O Canto do Cisne Negro (Song of the Black Swan), Villa’s most celebrated solo cello tune, is in fact the excerpted ending from his ballet-pantomime O Naufrágio de Klionikos (The Sinking of the Klionikos).  A turbulent orchestral score depicts a tempest and the vessel’s undoing, and after the shipwreck all that remains is a mysterious calm, the tragedy hidden from the world, like a black swan gliding over still water, the serene song of the cello, offering no clue as to what lies hidden beneath…

Astonishingly prolific, Villa considered composition a “biological necessity.”  His catalog comprises more than 800 works, though evidence suggests there could have been as many as a few hundred more – some completed and lost (as in the Trio for flute, cello and piano), others perhaps conceived but never realized.  His treatment of form couldn’t be further removed from the motivic-cell-development model perfected by the 19th century German masters.  Like other great Latin American composers of his era (Chávez and Revueltas in Mexico, Ginastera in Argentina), Villa abandoned the German model in search of a simultaneously personal and national voice (though fin de siècle French music certainly left an ‘impression!’).  In Villa’s music, there is very little development of material in the German sense, priority given instead to spontaneous invention, flashes of inspiration.  His music reflects his own personal wanderlust and the improvisational nature at the heart of the folk and popular music he loved, and is evidenced in the titles themselves: Divagação (Wandering), Sonhar (Dreaming), Capriccio, and Improviso #7 (originally for violin and piano, but I play it on the cello an octave lower).  Above all, this collection of early works highlights Villa’s gift for melody.  The only possible answer as to why these pieces remain unknown in the USA must be the unfortunate unavailability of many of the scores outside Brazil.

And let’s not forget his achingly beautiful Berceuse (Lullaby).  While a lullaby is usually sung mother to child, Villa naturally stands the model on its head and dedicates the piece á minha mãe (to my mother).  Similarly, I would like to dedicate my album of these works to my own mother, who started me on the cello at the age of 4 and always accompanied me on the piano.  Armed with these hidden gems, through a cloud of rosin-dust and a flurry of horse-hair, I polish them to a gleaming shine and offer up these soaring melodies to meet her spirit above the dense forests and spectacular mountains of nossa terra á minha mãe, à ma mère, für meine Mutter, to my mother…

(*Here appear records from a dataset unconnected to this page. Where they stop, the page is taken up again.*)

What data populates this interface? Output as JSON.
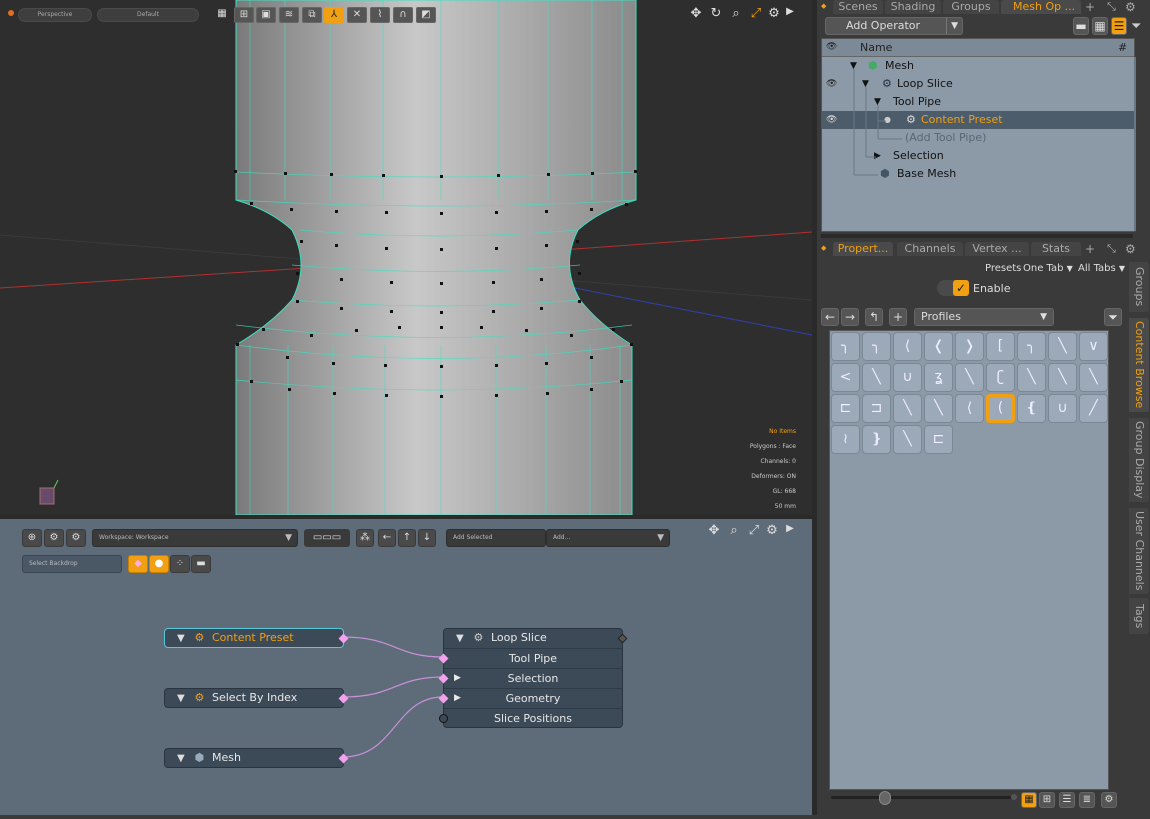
{
  "viewport": {
    "view_mode": "Perspective",
    "shading": "Default",
    "info": {
      "items": "No Items",
      "polygons": "Polygons : Face",
      "channels": "Channels: 0",
      "deformers": "Deformers: ON",
      "gl": "GL: 668",
      "scale": "50 mm"
    }
  },
  "schematic": {
    "workspace": "Workspace: Workspace",
    "add_selected": "Add Selected",
    "add": "Add...",
    "backdrop": "Select Backdrop",
    "nodes": {
      "content_preset": "Content Preset",
      "select_by_index": "Select By Index",
      "mesh": "Mesh",
      "loop_slice": {
        "title": "Loop Slice",
        "rows": [
          "Tool Pipe",
          "Selection",
          "Geometry",
          "Slice Positions"
        ]
      }
    }
  },
  "top_tabs": [
    "Scenes",
    "Shading",
    "Groups",
    "Mesh Op ..."
  ],
  "mesh_ops": {
    "add_operator": "Add Operator",
    "col_name": "Name",
    "col_hash": "#",
    "tree": [
      "Mesh",
      "Loop Slice",
      "Tool Pipe",
      "Content Preset",
      "(Add Tool Pipe)",
      "Selection",
      "Base Mesh"
    ]
  },
  "bottom_tabs": [
    "Propert...",
    "Channels",
    "Vertex ...",
    "Stats"
  ],
  "props": {
    "presets": "Presets",
    "one_tab": "One Tab",
    "all_tabs": "All Tabs",
    "enable": "Enable",
    "profiles": "Profiles"
  },
  "side_tabs": [
    "Groups",
    "Content Browse",
    "Group Display",
    "User Channels",
    "Tags"
  ],
  "colors": {
    "accent": "#f0a010",
    "wire": "#3ee0c0",
    "port": "#f5a0ee"
  }
}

One Response to Brazil, Bach, and the Cello – Unknown Treasure for Cello and Piano by Heitor Villa-Lobos

  1. Rogerio May 18, 2012 at 8:45 am #

    Legal Lars, parabéns pelo artigo!
    Thank you Hans, this is a great article. Villa-Lobos music is indeed not well known in the USA, very rich music though. Alberto Nepomuceno, one of the first Brazilian nationalist composers, is also a composer that is worth exploring.